Featured Blogger

From Home To Rendezvous #8

They found a place to sit in a restaurant nearby and Ayo’s first statement sent a cold shiver over Martha. ‘Mum would be happy to see you?’ It was like waking up to see a ghost and Martha’s smile faded. She wasn’t going back home soon, she thought, not now.

They sat and after some minutes of staring and smiling, he asked, ‘why did you leave in the first place?’

Your dad was a nuisance. He forced me to have sex with him and he would have used me for as long as he wished.

She didn’t say that. She had planned her answer to this kind of questions. She had planned where she would tell the truth. Where? Not in a restaurant and with only Ayo as the audience. And now wasn’t the appropriate time. She was still entangled with a job she wasn’t proud about.

‘I don’t need to ask you if you are doing good… Just look at you.’

She smiled.

‘So what could have made you left?’ he asked.

‘Please, Ayo. I don’t want them to know you found me. Not yet. I want them to know, but not now, not this way.’

He frowned. When she nodded to ask for his agreement, he nodded back and she smiled once more. She extended her left hand over the table and he held it as they talked about life. He was studying civil engineering in the University of Lagos. He had just resumed for the new academic session and he was planning to have fun in a bar when she walked into the bar. When it was Martha’s turn, she didn’t start her story from the beginning when she left home. He would be interested there but she wasn’t going to open up like that. She bowed her head many times and looked at the plate and the side, at the people talking, but not at his eyes.

‘I wasn’t happy with my real parent’ she lied, ‘I wanted to go out on my own and earn some money and become a great woman and pay them back. I have been working at a club. The pay wasn’t bad. I’m going back to see our parents but please give me some time to prepare.’

He was quiet for some seconds as if doubting her, and then he said ‘OK. You can trust me. I’m your brother.’

Yes, he was her brother. He was the little boy who had carried her on his back, her chest against the back of his sweaty uniform.

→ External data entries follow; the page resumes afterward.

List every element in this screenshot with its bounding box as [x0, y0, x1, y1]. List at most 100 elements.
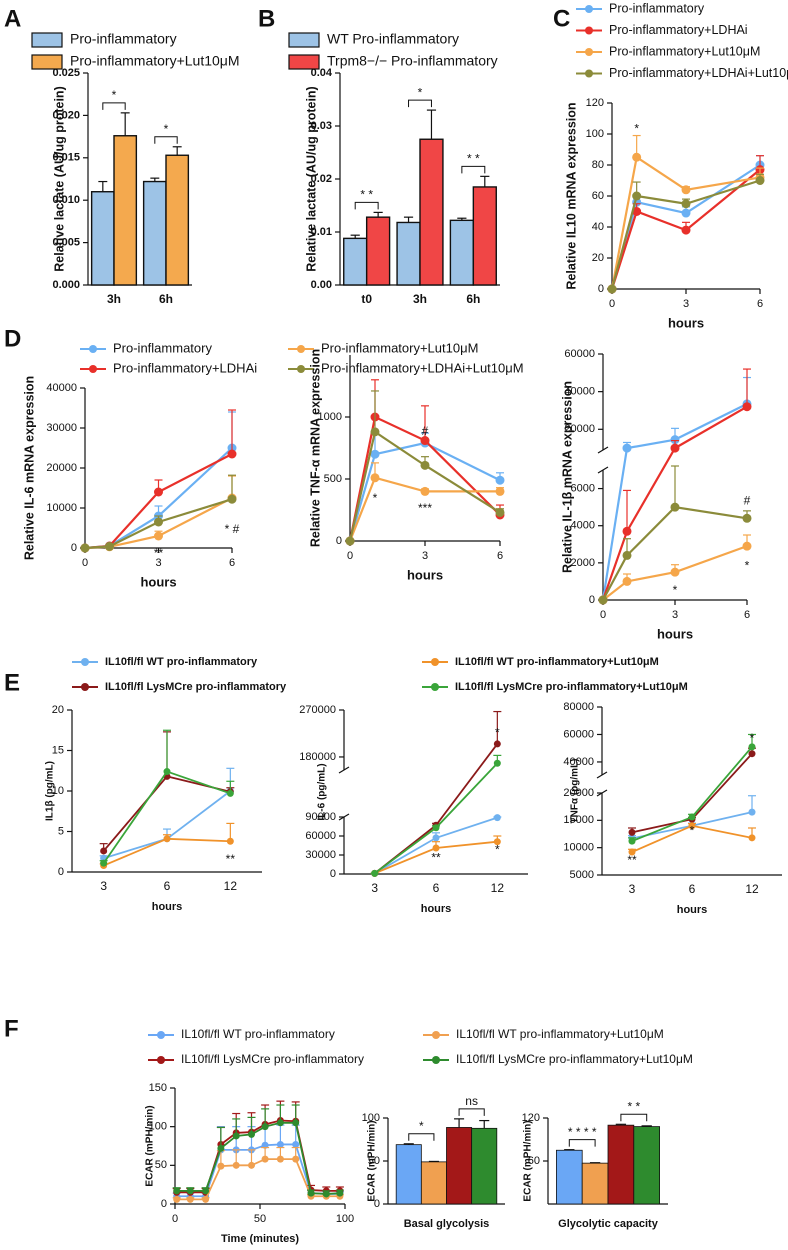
- x-tick-label: 3: [100, 879, 107, 893]
- series-line: [103, 790, 231, 860]
- data-point: [742, 402, 752, 412]
- data-point: [345, 536, 355, 546]
- bar: [471, 1127, 498, 1205]
- panel-label: B: [258, 5, 275, 32]
- legend-label: Trpm8−/− Pro-inflammatory: [327, 53, 498, 69]
- data-point: [217, 1144, 225, 1152]
- legend-label: Pro-inflammatory+Lut10μM: [70, 53, 240, 69]
- y-axis-label: Relative TNF-α mRNA expression: [308, 349, 322, 547]
- series-line: [348, 430, 501, 542]
- legend-label: Pro-inflammatory+LDHAi+Lut10μM: [321, 360, 524, 375]
- data-point: [420, 436, 430, 446]
- data-point: [371, 869, 379, 877]
- data-point: [154, 517, 163, 527]
- significance-label: * *: [467, 152, 480, 166]
- x-tick-label: 12: [224, 879, 238, 893]
- y-tick-label: 100: [362, 1112, 380, 1124]
- series-line: [601, 405, 748, 601]
- data-point: [186, 1195, 194, 1203]
- data-point: [622, 550, 632, 560]
- data-point: [622, 526, 632, 536]
- data-point: [493, 838, 501, 846]
- data-point: [688, 813, 696, 821]
- y-axis-label: ECAR (mPH/min): [145, 1105, 156, 1186]
- data-point: [607, 284, 617, 294]
- bar: [419, 138, 444, 286]
- data-point: [261, 1155, 269, 1163]
- x-tick-label: 6: [497, 550, 503, 562]
- legend-marker: [585, 48, 593, 56]
- significance-label: *: [495, 726, 500, 740]
- significance-label: *: [673, 583, 678, 597]
- legend-marker: [432, 1056, 440, 1064]
- significance-label: *: [419, 1119, 424, 1133]
- data-point: [493, 740, 501, 748]
- data-point: [232, 1132, 240, 1140]
- data-point: [336, 1189, 344, 1197]
- x-tick-label: 6: [229, 557, 235, 569]
- significance-label: **: [431, 850, 441, 864]
- bar: [113, 135, 138, 286]
- y-tick-label: 5000: [570, 869, 594, 881]
- y-tick-label: 150: [149, 1082, 167, 1094]
- data-point: [248, 1161, 255, 1169]
- axis-break: [597, 466, 609, 474]
- bracket: [154, 136, 178, 144]
- legend-marker: [297, 365, 305, 373]
- y-tick-label: 60000: [305, 830, 336, 842]
- bar: [449, 219, 475, 286]
- significance-label: *: [418, 85, 423, 99]
- data-point: [173, 1187, 181, 1195]
- bar: [556, 1149, 583, 1205]
- y-tick-label: 0.010: [52, 194, 80, 206]
- y-axis-label: Relative IL-6 mRNA expression: [22, 376, 36, 560]
- y-tick-label: 30000: [305, 849, 336, 861]
- series-line: [176, 1121, 340, 1195]
- significance-label: #: [744, 494, 751, 508]
- x-tick-label: 0: [347, 550, 353, 562]
- x-tick-label: 6: [689, 882, 696, 896]
- series-line: [84, 498, 233, 550]
- legend-label: IL10fl/fl WT pro-inflammatory+Lut10μM: [456, 1027, 664, 1041]
- bar: [472, 186, 497, 286]
- x-axis-label: Glycolytic capacity: [558, 1218, 659, 1230]
- y-tick-label: 1000: [318, 411, 342, 423]
- x-axis-label: Basal glycolysis: [404, 1218, 490, 1230]
- data-point: [173, 1195, 181, 1203]
- panel-label: C: [553, 5, 570, 32]
- x-tick-label: 50: [254, 1213, 266, 1225]
- y-axis-label: ECAR (mPH/min): [523, 1120, 534, 1201]
- x-axis-label: hours: [657, 626, 693, 641]
- data-point: [493, 814, 501, 822]
- y-tick-label: 15000: [563, 814, 594, 826]
- bar: [633, 1126, 660, 1205]
- x-tick-label: 6: [433, 881, 440, 895]
- y-tick-label: 0.025: [52, 67, 80, 79]
- x-tick-label: 3: [155, 557, 161, 569]
- x-tick-label: 3: [672, 609, 678, 621]
- y-tick-label: 60: [528, 1155, 540, 1167]
- data-point: [80, 543, 90, 553]
- x-tick-label: 6h: [466, 292, 480, 306]
- data-point: [100, 859, 108, 867]
- axis-break: [597, 446, 609, 454]
- data-point: [322, 1190, 330, 1198]
- y-tick-label: 10000: [46, 502, 77, 514]
- x-tick-label: 0: [609, 298, 615, 310]
- bracket: [620, 1113, 648, 1122]
- data-point: [748, 743, 756, 751]
- y-tick-label: 60000: [564, 348, 595, 360]
- y-tick-label: 0: [589, 594, 595, 606]
- y-tick-label: 0.005: [52, 237, 80, 249]
- x-axis-label: hours: [407, 567, 443, 582]
- data-point: [370, 473, 380, 483]
- x-axis-label: hours: [677, 904, 708, 916]
- legend-label: Pro-inflammatory+LDHAi+Lut10μM: [609, 66, 788, 80]
- y-tick-label: 40: [592, 221, 604, 233]
- y-tick-label: 80000: [563, 701, 594, 713]
- significance-label: * * * *: [568, 1125, 597, 1139]
- legend-swatch: [31, 54, 63, 70]
- bracket: [102, 102, 126, 110]
- axis-break: [338, 766, 350, 774]
- y-tick-label: 120: [586, 97, 604, 109]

Whenever Florence did not follow them to school because of illness, they took their time to enjoy the freedom. They waited back at school and played. Martha loved basketball or dancing to entertain her friends, Ayo played football. Together they returned home to cover up for one another, telling Mrs Ajasin how they had to wait and perform some extracurricular activities.

‘Look at your cheeks,’ he reached for it over the table, ‘like puff-puff.’

Martha smiled, ‘and what is this on your cheek,’ she said, ‘touching the amount of hair on his cheek.’

Each said they were happy to see each other but the honesty of that statement came out of the way they go about the reunion that evening. They ate and talked. Then they walked out of the restaurant, ice cream in hands and they talked and talked. then it suddenly appeared that Martha was on his back like those years in Abeokuta and at first, Ayo staggered, this is a bigger and heavier girl, then he adjusted her weight and they laughed, a wide laughed that the sky above could have heard. This was the perfect welcome-back she could get after the mess she had been through for the past three nights. She could feel the veins of her neck vibrating with fresh vigour, the type a tickled child feel in a bathtub. She deserved to be this excited all the time, to have this kind of feeling that made her forget what time it is or the kind of job she does. It was a kind of days she prayed for. She wished the moment could last forever, but when she shut her eyes briefly and Ayo wasn’t talking to her, she remembered Mr.Ajasin and Uchnenna and the intimidating walls of Rendezvous. It was brief a moment, a moment that faded so quickly once Ayo attention was back.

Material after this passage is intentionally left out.